Aitken nodded and then said to Jackson: “There’s some gilding to be done at the entryport, while you have the size and the gold leaf out.”

“That gold leaf, sir,” Stafford said. “You take a guinea and flatten it and you get enough gold leaf–”

“To go round the dome of St Paul’s – yes, I know.”

“So there!” Stafford said triumphantly to Rossi. “It’d probably go round St Peter’s
twice
.”

 

On Thursday the wind had occasionally fluked eastward, as though teasing; Friday – yesterday – had been fine, with the wind still occasionally whiffling to the east, and then back to the north and west. Then, at midnight, it had set in from the east and Ramage and Southwick, walking up and down in the darkness of the quarterdeck, the stars above bright and the black outline of Cadiz sharp, had agreed that it looked as if it was going to stay east for a few days.

Ramage had slept fitfully, fully dressed. Every hour or so he had gone up to the quarterdeck, talked with the officer of the deck and confirmed that the wind was staying east. The door to Cadiz was open; would the Combined Fleet make a bolt forit?

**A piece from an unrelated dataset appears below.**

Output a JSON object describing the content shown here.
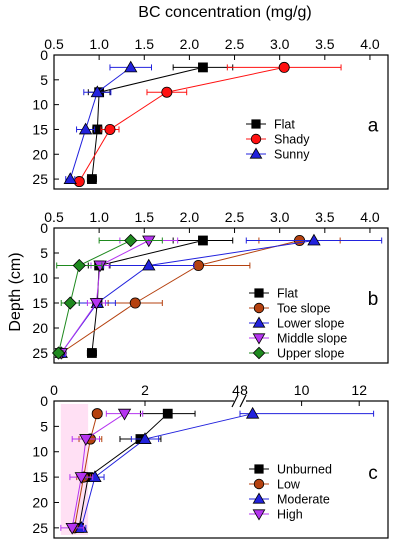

Certainly not in the darkness: more than thirty great ships (among them two which were the biggest in the world) would want time and daylight to get their anchors up and sails set; the channel out of Cadiz, opposite the city, was only about four hundred yards wide; not enough for a big ship (with an inexperienced crew, foul bottom, probably nervous captain and several other ships around) to tack in an emergency. And unless the ship held its wind it would go aground on a two-fathom bank on the larboard hand or hit the edge of a mud bank on the starboard hand which dried out at low water.

Ramage added a sentence to his night orders: “By dawn the
Calypso
must be passing south of the El Diamante bank steering for Cadiz Roads, and the captain is to be called.”

As he tried to ward off the waves of excitement and sleep, Ramage reflected on the last few words of his night orders. Yes, the captain was to be called, and to set an example of imperturbability, he would have to pretend to be asleep. But sleep when the French commander-in-chief was probably working by candlelight giving orders for the Combined Fleet to weigh and sail at daylight? And the
Calypso
(by a stroke of luck) the frigate whose turn it was to be close up to Cadiz Roads, so close at dawn that they would be able to see waves slapping on the breakwater and the beach at Punta de la Soledad.